Viral myocarditis is a disorder that targets and inflames the heart causing serious damage to the organ. While the incidence of the disease is unknown, thousands of people are diagnosed with the illness annually. Many people who contract the viral ailment are otherwise healthy and may not initially show any symptoms. These individuals may fully recover and never realize that they had the condition. In other cases, the prognosis is less favorable and may lead to chronic heart failure. The disease causes several cases of sudden death each year.
Myocarditis is the term used to describe the inflammation affecting the myocardium, or middle layer of the heart wall. The inflammation affects the heart’s muscle cells and the conduction of electrical impulses. The disease can eventually compromise the heart’s ability to pump blood and beat regularly. As the pumping action of your heart weakens, the organ cannot supply the body with sufficient blood, oxygen and nutrients. Clots can form in your heart, which can cause a stroke or a heart attack.
The viral illness is more likely to affect men than women. Although it is diagnosed in people of all ages, it is more prevalent in younger individuals. Symptoms of myocarditis include fatigue, chest pain, abnormal heart rhythm and shortness of breath as well as possible heart failure. Viral myocarditis is usually diagnosed by a series of blood and imaging tests. These can include an electrocardiogram, chest x-rays, an echocardiogram and an MRI. A biopsy may be required to verify the diagnosis.
The illness is usually treated with heart medications, a low-sodium diet and rest. Steroids may be prescribed to alleviate the inflammation. A pacemaker may be inserted to regulate an irregular heart rhythm. No lifestyle changes or medical treatments have been shown to prevent viral myocarditis. While many people fully recover without any negative long-term effects, others experience chronic symptoms that require ongoing medical treatment. Persistent or recurring heart inflammation can enlarge and impair this hardworking organ. There is no way to prevent the condition from reoccurring. Approximately 45 percent of heart transplants in the U.S. are performed to manage myocarditis and associated complications like idiopathic dilated cardiomyopathy and pericarditis, which is the inflammation of the pericardium, or sac covering the heart.
If complications like dilated cardiomyopathy develop because of viral myocarditis, you may qualify for Social Security Disability Insurance (SSDI) benefits. Chronic cardiomyopathy is listed in the Social Security Blue Book under congestive heart failure. To qualify for SSDI, your medical records must confirm that you have been diagnosed with severe, ongoing heart failure that is not responding to medications. The records should include the results of any physical exams, lab and imaging tests and hospital stays. In addition to an evaluation showing fluid retention in the heart, your medical records must document a systolic or diastolic failure, which confirms that the heart lacks pumping strength or does not fill properly.

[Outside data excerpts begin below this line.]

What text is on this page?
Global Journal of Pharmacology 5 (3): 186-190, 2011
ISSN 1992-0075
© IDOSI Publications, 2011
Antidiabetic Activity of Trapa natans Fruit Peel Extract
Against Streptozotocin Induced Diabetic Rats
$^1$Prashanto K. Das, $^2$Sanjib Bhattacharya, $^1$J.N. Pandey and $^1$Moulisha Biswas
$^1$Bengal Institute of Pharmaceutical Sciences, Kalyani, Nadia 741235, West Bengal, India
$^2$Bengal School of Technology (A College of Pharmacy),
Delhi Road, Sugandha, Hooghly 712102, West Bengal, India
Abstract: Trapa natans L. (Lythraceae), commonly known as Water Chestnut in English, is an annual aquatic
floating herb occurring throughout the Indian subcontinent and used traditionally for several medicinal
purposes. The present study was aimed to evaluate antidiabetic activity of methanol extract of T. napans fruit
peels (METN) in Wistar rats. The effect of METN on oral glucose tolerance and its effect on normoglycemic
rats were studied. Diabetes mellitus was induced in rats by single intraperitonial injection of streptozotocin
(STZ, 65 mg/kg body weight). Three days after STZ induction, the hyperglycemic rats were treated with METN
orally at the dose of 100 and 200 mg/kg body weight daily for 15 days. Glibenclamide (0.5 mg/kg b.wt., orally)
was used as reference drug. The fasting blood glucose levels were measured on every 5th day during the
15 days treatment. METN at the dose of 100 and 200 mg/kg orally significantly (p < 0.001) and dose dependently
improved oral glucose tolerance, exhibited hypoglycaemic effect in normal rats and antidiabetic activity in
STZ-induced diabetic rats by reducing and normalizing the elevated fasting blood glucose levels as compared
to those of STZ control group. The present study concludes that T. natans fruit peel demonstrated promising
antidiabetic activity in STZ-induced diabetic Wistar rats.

You must also fail the exercise tolerance test. If your condition prevents the use of this diagnostic examination, you must demonstrate serious limitations in the ability to perform daily living activities. An individual with viral myocarditis may also qualify if there are three episodes of heart failure requiring emergency treatment or hospitalization in the past 12 months. Based on your evaluations, the SSA will determine whether you can perform some type of gainful work. This residual functional capacity may help you obtain partial benefits.